Siyaset yapmak, hükümet etmek öncelikle hukukun, adaletin ve temel insan haklarının teminat altına alınmasıdır. Hükümetin görevi ise 12 Eylül cuntasının Türkiye’deki bütün insanlara giydirdiği deli gömleğini yırtıp atmaktır. Anayasa değişikliğinin anlamı darbe, muhtıra, illegalite, yolsuzluk, provokasyon, toplumsal çatışma vd insanlık dışı süreçlerin önünü tamamen kapamak ve bu sürecin failleriyle en alttan en üste kadar hukuken hesaplaşmak olmalıdır.

Kürsel-bak (Tayfun Mater): AKP’nin yapmaya çalıştığı anayasa değişikliği pek çok eksiklikler barındırıyordu. Ergun Özbudun’un başkalığında bazı akademisyenlerin arasında yapılan bir çalışma oldu. Kamuoyunda tartışmaya açılmadı. Gerçi açılacaktı deniyor ama araya kapatma davası girdiği için bu gerçekleşemedi.
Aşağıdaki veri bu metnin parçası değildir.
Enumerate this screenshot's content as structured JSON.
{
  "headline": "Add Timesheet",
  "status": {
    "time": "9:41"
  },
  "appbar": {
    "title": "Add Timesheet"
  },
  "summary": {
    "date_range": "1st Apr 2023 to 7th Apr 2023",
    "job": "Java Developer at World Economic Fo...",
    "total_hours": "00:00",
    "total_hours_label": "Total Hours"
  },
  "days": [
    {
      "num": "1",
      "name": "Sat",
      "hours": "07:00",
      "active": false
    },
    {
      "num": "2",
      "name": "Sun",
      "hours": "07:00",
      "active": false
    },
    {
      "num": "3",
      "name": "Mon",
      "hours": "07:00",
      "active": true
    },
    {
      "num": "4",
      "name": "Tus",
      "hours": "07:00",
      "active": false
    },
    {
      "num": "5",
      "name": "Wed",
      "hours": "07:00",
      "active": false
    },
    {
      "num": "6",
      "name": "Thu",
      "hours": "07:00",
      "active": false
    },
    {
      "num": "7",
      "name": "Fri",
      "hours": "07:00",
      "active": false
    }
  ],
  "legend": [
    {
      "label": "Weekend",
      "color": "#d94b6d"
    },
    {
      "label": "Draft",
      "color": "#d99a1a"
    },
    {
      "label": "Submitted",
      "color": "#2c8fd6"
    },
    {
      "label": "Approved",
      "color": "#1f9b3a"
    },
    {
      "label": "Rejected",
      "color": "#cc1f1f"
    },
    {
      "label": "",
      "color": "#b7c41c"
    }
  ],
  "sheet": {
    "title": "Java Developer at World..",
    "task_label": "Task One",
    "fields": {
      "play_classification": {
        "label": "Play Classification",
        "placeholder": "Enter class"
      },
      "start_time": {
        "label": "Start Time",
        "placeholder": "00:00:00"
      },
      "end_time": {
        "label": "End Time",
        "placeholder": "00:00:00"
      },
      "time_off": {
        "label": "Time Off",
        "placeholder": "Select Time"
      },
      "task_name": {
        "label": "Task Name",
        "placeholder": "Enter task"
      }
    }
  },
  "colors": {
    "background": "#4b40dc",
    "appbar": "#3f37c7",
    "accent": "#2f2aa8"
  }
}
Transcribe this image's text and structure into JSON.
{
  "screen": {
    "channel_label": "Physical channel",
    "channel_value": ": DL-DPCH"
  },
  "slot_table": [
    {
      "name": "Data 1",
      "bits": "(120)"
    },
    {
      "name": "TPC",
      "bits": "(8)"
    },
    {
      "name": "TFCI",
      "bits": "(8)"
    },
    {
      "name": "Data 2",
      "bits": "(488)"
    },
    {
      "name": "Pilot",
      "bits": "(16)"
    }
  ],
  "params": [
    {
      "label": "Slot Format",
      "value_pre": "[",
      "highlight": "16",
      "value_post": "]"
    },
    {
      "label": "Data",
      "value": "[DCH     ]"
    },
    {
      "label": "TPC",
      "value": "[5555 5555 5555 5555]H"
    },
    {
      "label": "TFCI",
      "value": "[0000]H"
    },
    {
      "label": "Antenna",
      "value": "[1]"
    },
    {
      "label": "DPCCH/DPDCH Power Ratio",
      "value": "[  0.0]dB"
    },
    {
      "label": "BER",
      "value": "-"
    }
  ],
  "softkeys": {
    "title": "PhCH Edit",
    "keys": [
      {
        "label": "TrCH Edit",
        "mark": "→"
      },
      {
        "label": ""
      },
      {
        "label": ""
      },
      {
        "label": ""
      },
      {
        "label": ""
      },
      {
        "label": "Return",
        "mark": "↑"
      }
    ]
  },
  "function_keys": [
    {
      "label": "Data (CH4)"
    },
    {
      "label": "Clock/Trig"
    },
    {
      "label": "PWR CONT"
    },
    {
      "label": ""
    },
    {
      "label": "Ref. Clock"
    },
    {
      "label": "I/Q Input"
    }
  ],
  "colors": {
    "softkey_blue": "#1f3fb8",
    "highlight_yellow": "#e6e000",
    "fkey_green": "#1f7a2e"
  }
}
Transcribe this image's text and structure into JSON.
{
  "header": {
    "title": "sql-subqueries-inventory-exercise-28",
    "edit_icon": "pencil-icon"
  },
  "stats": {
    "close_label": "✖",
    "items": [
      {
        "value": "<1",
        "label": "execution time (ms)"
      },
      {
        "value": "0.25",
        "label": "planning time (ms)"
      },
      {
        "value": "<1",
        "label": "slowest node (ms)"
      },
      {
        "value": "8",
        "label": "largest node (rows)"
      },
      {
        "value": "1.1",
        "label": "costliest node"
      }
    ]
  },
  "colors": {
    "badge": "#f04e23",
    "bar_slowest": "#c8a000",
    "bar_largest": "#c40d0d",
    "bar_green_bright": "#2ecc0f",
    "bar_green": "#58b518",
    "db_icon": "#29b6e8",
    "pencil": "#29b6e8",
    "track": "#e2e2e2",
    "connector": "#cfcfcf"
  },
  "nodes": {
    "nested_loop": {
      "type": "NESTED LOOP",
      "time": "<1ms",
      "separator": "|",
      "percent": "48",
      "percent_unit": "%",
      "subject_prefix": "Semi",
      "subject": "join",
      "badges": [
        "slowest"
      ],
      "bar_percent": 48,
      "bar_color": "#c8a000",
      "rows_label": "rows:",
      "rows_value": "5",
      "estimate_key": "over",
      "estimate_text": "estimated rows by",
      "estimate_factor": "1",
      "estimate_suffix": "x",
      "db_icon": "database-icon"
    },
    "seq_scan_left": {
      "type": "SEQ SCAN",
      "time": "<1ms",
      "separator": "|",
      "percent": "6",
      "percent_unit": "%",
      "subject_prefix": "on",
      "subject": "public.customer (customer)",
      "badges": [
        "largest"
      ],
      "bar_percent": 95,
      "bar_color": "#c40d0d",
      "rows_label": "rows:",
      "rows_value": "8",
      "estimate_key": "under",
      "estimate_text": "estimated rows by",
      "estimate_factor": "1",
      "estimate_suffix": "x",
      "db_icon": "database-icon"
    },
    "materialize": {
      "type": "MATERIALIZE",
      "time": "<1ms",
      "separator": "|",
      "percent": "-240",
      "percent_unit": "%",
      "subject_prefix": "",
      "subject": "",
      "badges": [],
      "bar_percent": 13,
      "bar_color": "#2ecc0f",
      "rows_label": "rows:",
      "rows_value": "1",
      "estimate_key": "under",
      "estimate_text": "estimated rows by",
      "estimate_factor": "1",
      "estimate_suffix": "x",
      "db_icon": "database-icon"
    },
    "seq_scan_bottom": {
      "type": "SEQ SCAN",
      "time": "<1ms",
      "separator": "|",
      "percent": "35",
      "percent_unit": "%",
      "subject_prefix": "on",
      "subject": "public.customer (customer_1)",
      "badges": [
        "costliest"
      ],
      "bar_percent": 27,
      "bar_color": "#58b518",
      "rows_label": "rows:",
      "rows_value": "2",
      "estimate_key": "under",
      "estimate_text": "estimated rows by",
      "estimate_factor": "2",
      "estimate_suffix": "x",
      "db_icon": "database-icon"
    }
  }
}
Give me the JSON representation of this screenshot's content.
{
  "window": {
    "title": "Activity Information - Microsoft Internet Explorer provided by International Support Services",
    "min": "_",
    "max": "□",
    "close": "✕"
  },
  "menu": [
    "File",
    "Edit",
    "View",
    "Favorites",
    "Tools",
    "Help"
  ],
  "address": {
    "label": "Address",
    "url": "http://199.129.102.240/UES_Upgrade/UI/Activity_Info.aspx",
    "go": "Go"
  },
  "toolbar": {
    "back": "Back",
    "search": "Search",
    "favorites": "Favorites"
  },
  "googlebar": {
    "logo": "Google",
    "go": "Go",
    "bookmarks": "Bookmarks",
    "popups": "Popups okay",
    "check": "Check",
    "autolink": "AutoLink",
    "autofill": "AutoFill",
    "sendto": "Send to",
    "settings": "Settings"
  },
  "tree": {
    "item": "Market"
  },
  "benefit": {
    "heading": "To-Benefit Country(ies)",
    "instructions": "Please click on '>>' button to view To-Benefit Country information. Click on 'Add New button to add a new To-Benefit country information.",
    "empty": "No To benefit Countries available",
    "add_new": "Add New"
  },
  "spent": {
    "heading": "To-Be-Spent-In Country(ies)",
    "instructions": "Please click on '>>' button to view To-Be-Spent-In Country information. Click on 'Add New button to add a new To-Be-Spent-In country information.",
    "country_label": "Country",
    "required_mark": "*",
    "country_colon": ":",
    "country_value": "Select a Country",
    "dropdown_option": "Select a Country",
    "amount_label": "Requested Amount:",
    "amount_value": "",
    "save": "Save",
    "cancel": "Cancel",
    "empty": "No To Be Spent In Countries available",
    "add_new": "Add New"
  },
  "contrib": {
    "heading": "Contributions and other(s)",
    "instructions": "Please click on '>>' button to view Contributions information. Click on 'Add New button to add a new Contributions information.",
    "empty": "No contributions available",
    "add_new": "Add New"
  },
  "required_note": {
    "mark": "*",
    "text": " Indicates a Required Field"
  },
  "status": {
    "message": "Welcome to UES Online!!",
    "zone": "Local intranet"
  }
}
Şimdilerde AB kritelerine uygun bir biçimde anayasada bazı değişiklikler yapılacağı söyleniyor ama tam olarak hangi kritelere hangi konular için başvurulacağı konusu henüz net değil. Biz özellikle sendikalar (memurların grev ve sözleşme hakları) ve siyasi partiler kanunlarında yapılacak değişiklerle alakalı endişe sahibiyiz. Onun için anayasada yapılacak olan birkaç kadük değişiklik yerine bütün bir anayasanın değiştirilmesini destekliyoruz. Bir iki yıllık bir süreç içinde tartışmaya açılarak yeni bir anayasa hazırlanabilir. Bu sayede Kürtler gibi kendisini anayasada görmek isteyen insanların bunu ifade etme imkânları ortaya çıkar.

Fakat bugün yeni bir anayasa için yeterli kamuoyunun oluştuğunu düşünmüyorum. Çünkü bu konuda yeterli bir tartışma yapılmadı. Neticede bu anayasa bir 12 Eylül Anayasası’dır;  baskıcıdır; özgürlükçü olduğu her noktada AMA diye söze başlar. Bu yüzden bu anayasayla bir yere varılamayacağı açıktır.